Jack was surprised by how this made him feel. Or that it made him feel. If the revolution needed men like him, he wondered what kind of man he was. The next turn took them off the road, and they slowed to a crawl as the car negotiated the rough earth and wove between small trees and large rocks. The old man, having been silent for most of the trip, now turned back and said something undecipherable to Che Guevara, who nodded his assent. Then he spoke to Jack.

“What he has told you is correct.”

“Told me?”

“We’ve been waiting for you, too,” he said.

Jack looked at Jo quickly in the rearview mirror, then outside at the darkening land. Anything to avoid the old man’s eyes. Che, too, was looking at him, expecting a response. But what reasonable thing could he give them? It was entirely possible that they were both crazy. Or if not crazy, then simply faithful enough to keep the odds at bay. He felt a strange chill, but it left of its own accord. He thought of his son.

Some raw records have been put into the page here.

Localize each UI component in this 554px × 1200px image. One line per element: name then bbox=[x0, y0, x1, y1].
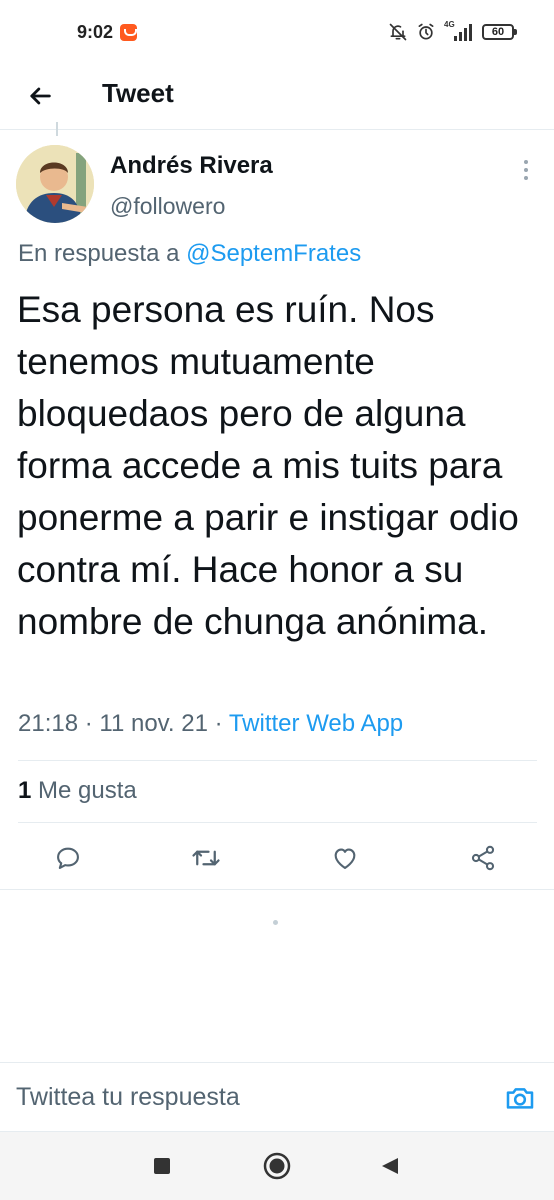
camera-icon bbox=[506, 1088, 534, 1109]
mute-icon bbox=[388, 22, 408, 42]
divider bbox=[18, 822, 537, 823]
camera-button[interactable] bbox=[502, 1080, 538, 1116]
meta-separator: · bbox=[214, 710, 223, 737]
reply-icon bbox=[57, 847, 79, 869]
back-nav-button[interactable] bbox=[370, 1146, 410, 1186]
more-vertical-icon bbox=[524, 160, 528, 164]
author-handle[interactable]: @followero bbox=[110, 193, 225, 220]
status-bar: 9:02 4G 60 bbox=[0, 0, 554, 64]
retweet-button[interactable] bbox=[184, 836, 228, 880]
author-name[interactable]: Andrés Rivera bbox=[110, 152, 273, 180]
battery-icon: 60 bbox=[482, 24, 517, 40]
section-divider bbox=[0, 889, 554, 890]
reply-to-mention[interactable]: @SeptemFrates bbox=[186, 240, 361, 267]
status-icons: 4G 60 bbox=[388, 20, 517, 44]
like-icon bbox=[334, 848, 356, 869]
arrow-left-icon bbox=[30, 87, 51, 105]
reply-context: En respuesta a @SeptemFrates bbox=[18, 240, 361, 268]
home-button[interactable] bbox=[257, 1146, 297, 1186]
likes-summary[interactable]: 1 Me gusta bbox=[18, 777, 137, 805]
reply-button[interactable] bbox=[46, 836, 90, 880]
back-button[interactable] bbox=[18, 74, 62, 118]
status-time: 9:02 bbox=[77, 22, 114, 42]
triangle-back-icon bbox=[382, 1158, 398, 1174]
page-title: Tweet bbox=[102, 78, 174, 108]
likes-count: 1 bbox=[18, 777, 32, 804]
square-icon bbox=[154, 1158, 170, 1174]
alarm-icon bbox=[416, 22, 436, 42]
avatar[interactable] bbox=[16, 145, 94, 223]
reply-input[interactable] bbox=[16, 1077, 486, 1117]
likes-label: Me gusta bbox=[38, 777, 137, 804]
meta-separator: · bbox=[84, 710, 93, 737]
tweet-metadata: 21:18 · 11 nov. 21 · Twitter Web App bbox=[18, 710, 403, 738]
retweet-icon bbox=[192, 850, 220, 866]
app-notification-icon bbox=[120, 24, 137, 41]
reply-prefix: En respuesta a bbox=[18, 240, 180, 267]
tweet-time: 21:18 bbox=[18, 710, 79, 737]
tweet-date: 11 nov. 21 bbox=[99, 710, 208, 737]
loading-indicator bbox=[273, 920, 278, 925]
circle-icon bbox=[263, 1152, 291, 1180]
like-button[interactable] bbox=[323, 836, 367, 880]
tweet-text: Esa persona es ruín. Nos tenemos mutuame… bbox=[17, 289, 519, 642]
signal-icon: 4G bbox=[444, 20, 474, 42]
system-navigation-bar bbox=[0, 1132, 554, 1200]
divider bbox=[18, 760, 537, 761]
reply-composer bbox=[0, 1062, 554, 1132]
tweet-source-link[interactable]: Twitter Web App bbox=[229, 710, 403, 737]
tweet-actions bbox=[0, 836, 554, 880]
recents-button[interactable] bbox=[142, 1146, 182, 1186]
share-icon bbox=[471, 845, 495, 871]
thread-connector-line bbox=[56, 122, 58, 136]
more-options-button[interactable] bbox=[514, 158, 538, 182]
top-app-bar: Tweet bbox=[0, 64, 554, 130]
share-button[interactable] bbox=[461, 836, 505, 880]
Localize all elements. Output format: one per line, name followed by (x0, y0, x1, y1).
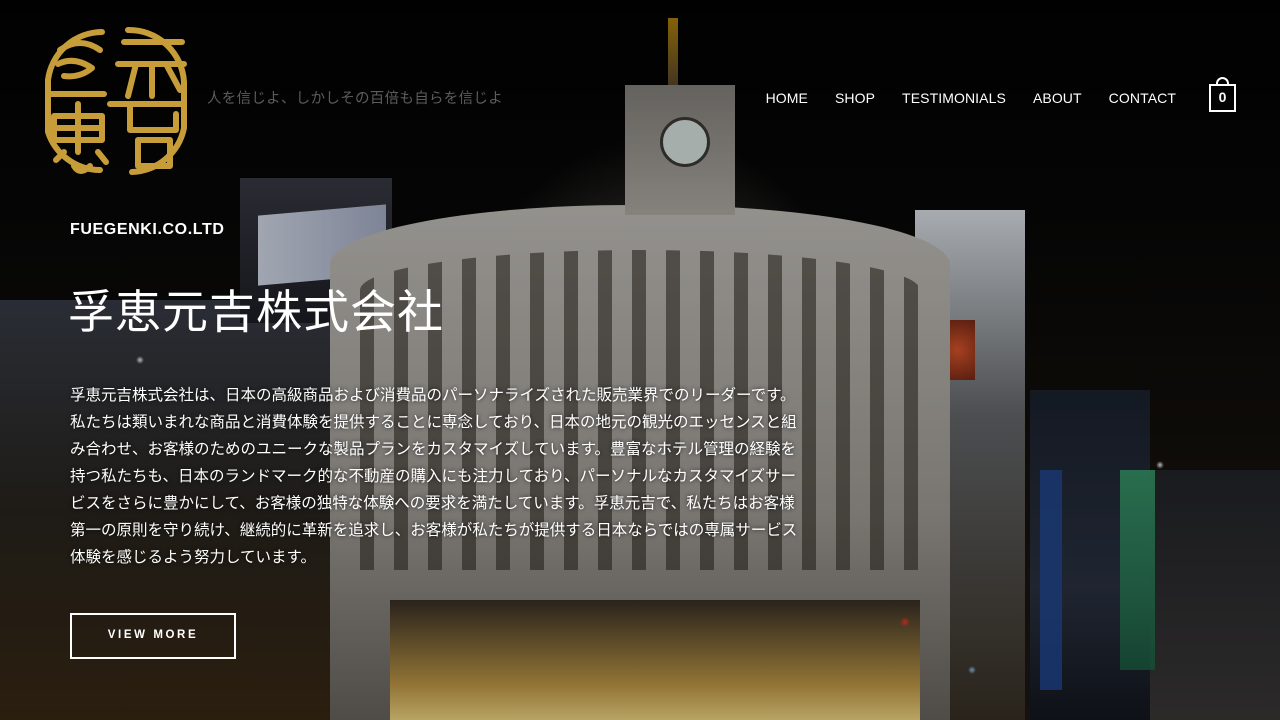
nav-item-testimonials[interactable]: TESTIMONIALS (902, 90, 1006, 106)
site-tagline: 人を信じよ、しかしその百倍も自らを信じよ (207, 91, 503, 107)
nav-item-about[interactable]: ABOUT (1033, 90, 1082, 106)
view-more-button[interactable]: VIEW MORE (70, 613, 236, 659)
nav-item-contact[interactable]: CONTACT (1109, 90, 1176, 106)
hero-title: 孚恵元吉株式会社 (68, 285, 444, 339)
cart-count[interactable]: 0 (1209, 89, 1236, 105)
hero-description: 孚恵元吉株式会社は、日本の高級商品および消費品のパーソナライズされた販売業界での… (70, 386, 798, 566)
background-overlay (0, 0, 1280, 720)
nav-item-shop[interactable]: SHOP (835, 90, 875, 106)
hero-eyebrow: FUEGENKI.CO.LTD (70, 221, 225, 238)
hero-background-image (0, 0, 1280, 720)
nav-item-home[interactable]: HOME (766, 90, 808, 106)
logo-emblem-icon (45, 26, 187, 175)
site-logo[interactable] (40, 20, 190, 180)
main-navigation: HOME SHOP TESTIMONIALS ABOUT CONTACT (766, 88, 1176, 108)
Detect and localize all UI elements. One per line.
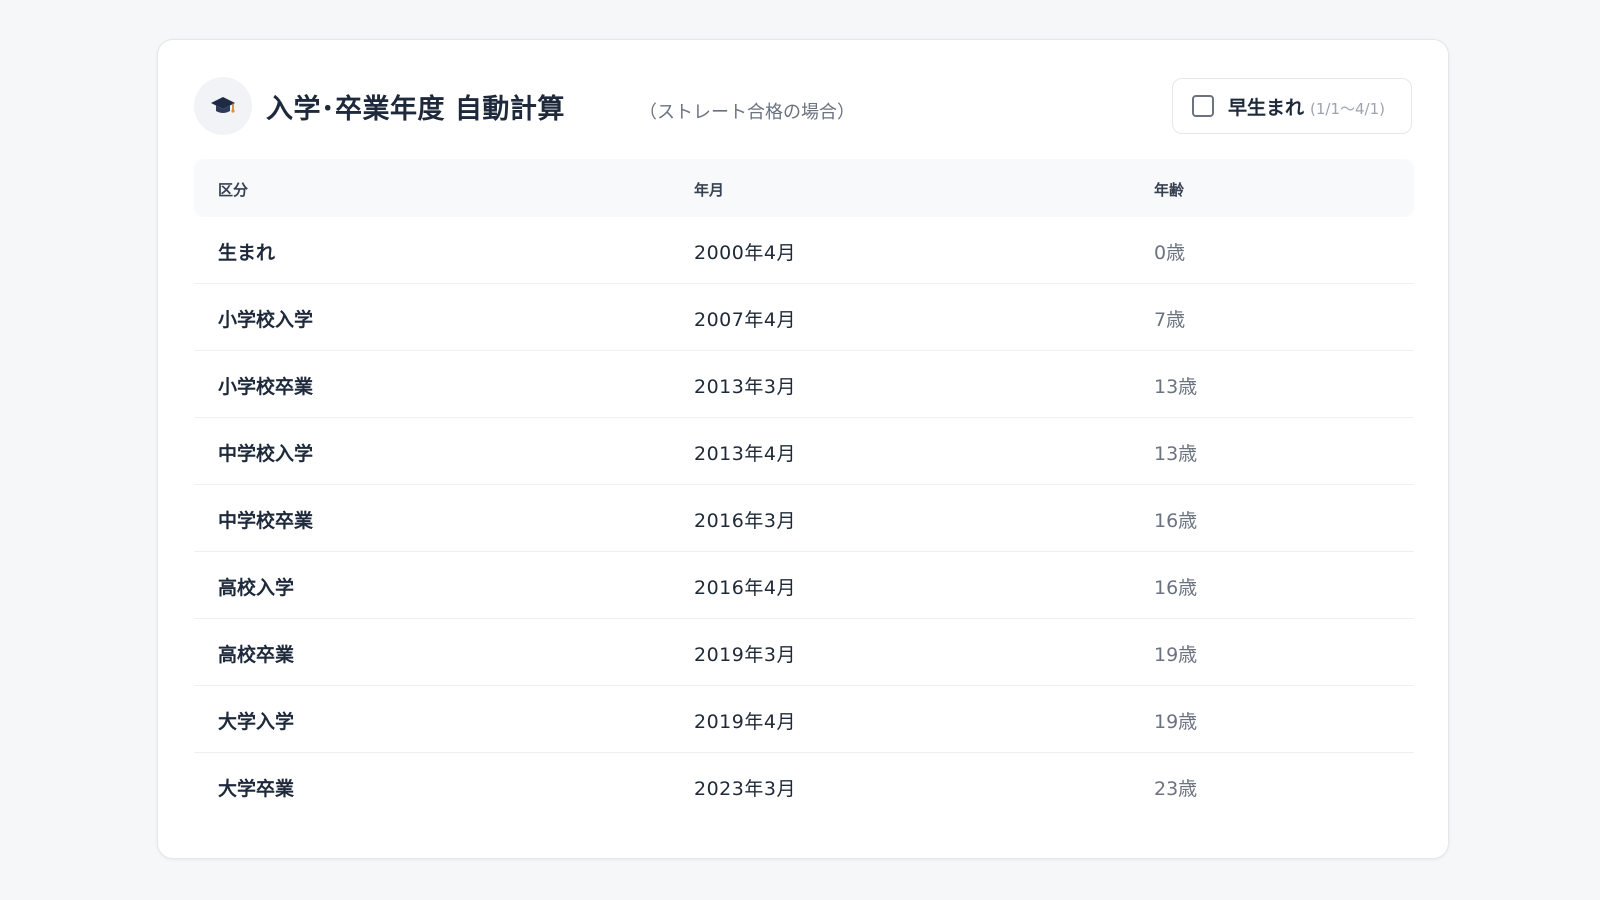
row-age: 13歳 bbox=[1154, 443, 1198, 465]
row-date: 2013年4月 bbox=[694, 443, 796, 465]
early-birth-hint: (1/1〜4/1) bbox=[1310, 100, 1385, 118]
row-category: 中学校入学 bbox=[218, 443, 314, 465]
row-category: 中学校卒業 bbox=[218, 510, 314, 532]
row-category: 高校入学 bbox=[218, 577, 295, 599]
card-header: 入学･卒業年度 自動計算 （ストレート合格の場合） 早生まれ (1/1〜4/1) bbox=[194, 77, 1412, 135]
table-row: 大学卒業 2023年3月 23歳 bbox=[194, 753, 1414, 820]
row-age: 0歳 bbox=[1154, 242, 1186, 264]
row-date: 2023年3月 bbox=[694, 778, 796, 800]
row-date: 2013年3月 bbox=[694, 376, 796, 398]
row-date: 2019年4月 bbox=[694, 711, 796, 733]
row-age: 19歳 bbox=[1154, 711, 1198, 733]
row-date: 2019年3月 bbox=[694, 644, 796, 666]
milestone-table: 区分 年月 年齢 生まれ 2000年4月 0歳 小学校入学 2007年4月 7歳… bbox=[194, 159, 1414, 820]
early-birth-label: 早生まれ bbox=[1228, 97, 1305, 119]
row-date: 2016年3月 bbox=[694, 510, 796, 532]
table-row: 高校入学 2016年4月 16歳 bbox=[194, 552, 1414, 619]
table-row: 小学校入学 2007年4月 7歳 bbox=[194, 284, 1414, 351]
row-category: 小学校卒業 bbox=[218, 376, 314, 398]
row-age: 16歳 bbox=[1154, 510, 1198, 532]
row-age: 13歳 bbox=[1154, 376, 1198, 398]
table-row: 小学校卒業 2013年3月 13歳 bbox=[194, 351, 1414, 418]
page-title: 入学･卒業年度 自動計算 bbox=[266, 94, 565, 125]
row-age: 23歳 bbox=[1154, 778, 1198, 800]
graduation-cap-icon bbox=[211, 97, 235, 113]
table-row: 中学校卒業 2016年3月 16歳 bbox=[194, 485, 1414, 552]
row-age: 16歳 bbox=[1154, 577, 1198, 599]
table-header: 区分 年月 年齢 bbox=[194, 159, 1414, 217]
row-category: 生まれ bbox=[218, 242, 276, 264]
row-age: 7歳 bbox=[1154, 309, 1186, 331]
calculator-card: 入学･卒業年度 自動計算 （ストレート合格の場合） 早生まれ (1/1〜4/1)… bbox=[157, 39, 1449, 859]
page-subtitle: （ストレート合格の場合） bbox=[639, 102, 855, 123]
table-row: 生まれ 2000年4月 0歳 bbox=[194, 217, 1414, 284]
row-category: 大学入学 bbox=[218, 711, 295, 733]
early-birth-checkbox[interactable] bbox=[1192, 95, 1214, 117]
column-header-category: 区分 bbox=[218, 181, 249, 199]
row-date: 2007年4月 bbox=[694, 309, 796, 331]
table-row: 大学入学 2019年4月 19歳 bbox=[194, 686, 1414, 753]
row-category: 大学卒業 bbox=[218, 778, 295, 800]
table-row: 中学校入学 2013年4月 13歳 bbox=[194, 418, 1414, 485]
column-header-date: 年月 bbox=[694, 181, 725, 199]
row-category: 高校卒業 bbox=[218, 644, 295, 666]
column-header-age: 年齢 bbox=[1154, 181, 1185, 199]
icon-badge bbox=[194, 77, 252, 135]
row-date: 2000年4月 bbox=[694, 242, 796, 264]
row-age: 19歳 bbox=[1154, 644, 1198, 666]
row-date: 2016年4月 bbox=[694, 577, 796, 599]
table-body: 生まれ 2000年4月 0歳 小学校入学 2007年4月 7歳 小学校卒業 20… bbox=[194, 217, 1414, 820]
row-category: 小学校入学 bbox=[218, 309, 314, 331]
early-birth-toggle[interactable]: 早生まれ (1/1〜4/1) bbox=[1172, 78, 1412, 134]
table-row: 高校卒業 2019年3月 19歳 bbox=[194, 619, 1414, 686]
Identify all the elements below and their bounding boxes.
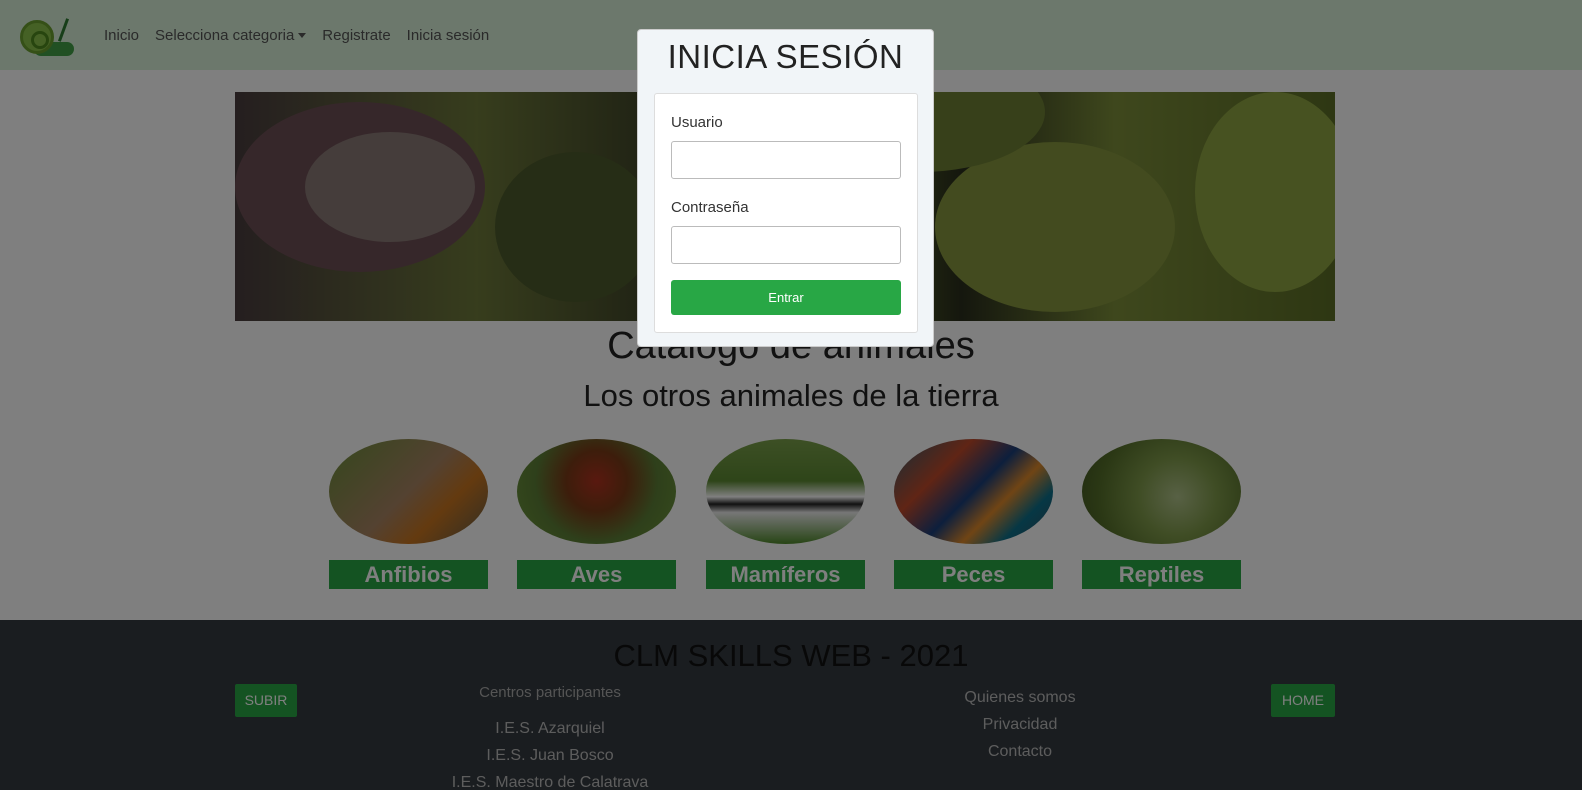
modal-title: INICIA SESIÓN bbox=[667, 38, 904, 75]
password-input[interactable] bbox=[671, 226, 901, 264]
password-label: Contraseña bbox=[671, 199, 749, 216]
login-modal: INICIA SESIÓN Usuario Contraseña Entrar bbox=[637, 29, 934, 347]
login-form: Usuario Contraseña Entrar bbox=[654, 93, 918, 333]
username-label: Usuario bbox=[671, 114, 723, 131]
username-input[interactable] bbox=[671, 141, 901, 179]
login-submit-button[interactable]: Entrar bbox=[671, 280, 901, 315]
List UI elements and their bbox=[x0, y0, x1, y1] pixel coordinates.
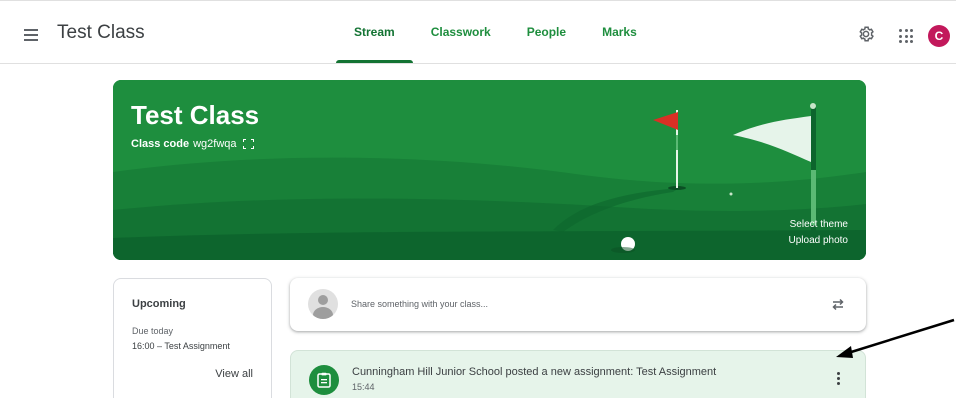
share-input[interactable]: Share something with your class... bbox=[351, 299, 488, 309]
post-timestamp: 15:44 bbox=[352, 382, 375, 392]
apps-grid-icon[interactable] bbox=[899, 29, 913, 43]
fullscreen-expand-icon[interactable] bbox=[242, 139, 254, 149]
post-title[interactable]: Cunningham Hill Junior School posted a n… bbox=[352, 366, 716, 378]
class-code-value: wg2fwqa bbox=[193, 138, 237, 150]
tab-marks[interactable]: Marks bbox=[584, 1, 655, 63]
repost-icon[interactable] bbox=[830, 296, 846, 312]
assignment-icon bbox=[309, 365, 339, 395]
user-avatar-icon bbox=[308, 289, 338, 319]
account-avatar[interactable]: C bbox=[928, 25, 950, 47]
class-code-label: Class code bbox=[131, 138, 190, 150]
assignment-post[interactable]: Cunningham Hill Junior School posted a n… bbox=[290, 350, 866, 398]
view-all-link[interactable]: View all bbox=[215, 368, 253, 380]
more-options-icon[interactable] bbox=[835, 370, 843, 386]
due-today-label: Due today bbox=[132, 326, 174, 336]
select-theme-link[interactable]: Select theme bbox=[790, 219, 848, 230]
class-code-row: Class code wg2fwqa bbox=[131, 138, 254, 150]
gear-icon[interactable] bbox=[857, 25, 875, 43]
tab-classwork[interactable]: Classwork bbox=[413, 1, 509, 63]
hamburger-menu-icon[interactable] bbox=[22, 23, 44, 45]
class-title[interactable]: Test Class bbox=[57, 22, 145, 44]
tab-bar: Stream Classwork People Marks bbox=[336, 1, 655, 63]
tab-stream[interactable]: Stream bbox=[336, 1, 413, 63]
upcoming-card: Upcoming Due today 16:00 – Test Assignme… bbox=[113, 278, 272, 398]
upload-photo-link[interactable]: Upload photo bbox=[789, 235, 849, 246]
upcoming-title: Upcoming bbox=[132, 298, 186, 310]
share-box[interactable]: Share something with your class... bbox=[290, 278, 866, 331]
banner-class-title: Test Class bbox=[131, 100, 260, 130]
top-app-bar: Test Class Stream Classwork People Marks… bbox=[0, 0, 956, 64]
class-banner: Test Class Class code wg2fwqa Select the… bbox=[113, 80, 866, 260]
tab-people[interactable]: People bbox=[509, 1, 584, 63]
upcoming-item[interactable]: 16:00 – Test Assignment bbox=[132, 341, 230, 351]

“I’m afraid I’m going to have to disappoint you,” Jack said.

Che coughed out a laugh and slapped Jack on the shoulder.

Then Jack stopped.

“I can’t go any further,” he said.

This was true. They all got out of the car, and looked at the abrupt vertical lift they’d come to. It was sheer rock, defiantly rising a couple hundred feet above them. Above that, Baboquivari stretched up into the dusty red sky. Jack walked to it and laid his hand against the cool smooth surface. There was a serenity to the stone that ran deeper than its ancient composition. Border Run! seemed almost unimaginable here, he thought. He wondered, momentarily, whether Larry would take over if he didn’t return. And what of Angel? Or Archie? What of Paco? Who or what would be waiting when he came back?

“Thank you,” the old man said. He embraced Jo and shook Jack’s hand. “We will continue on from here alone.”

Che saluted them both, then stood by the Indian’s side.

Jack put his arm around Jo’s shoulder, and they watched the two men, one old and the other infirm, disappear around a bend in the cliff.

“There goes the revolution,” Jack said.

“This is insane,” Jo said.

“I know.” Jack felt almost giddy. “Do you want to see what’s behind that corner?” Jo said nothing, leaned closer.

It was growing cold.

The short whistles of a nearby screeching owl ended in a long, ecstatic trill. The day was over.

In a moment they’d drive back to Arivaca together where, Jack supposed, Jo would continue on alone. She’d head back west, back to Alex, returning to the new life she’d made for herself, a life not perfect, perhaps, but free at least from the embarrassment this one had clearly caused her. The loneliness.

The desert, thought Jack, is not for everyone. Sometimes he wasn’t even sure it was for him. But somehow, between the mirage and the naked fact of it, between the danger and the frank desire, between the border and Baboquivari—between, finally, his father, himself, and his son—it was inevitable.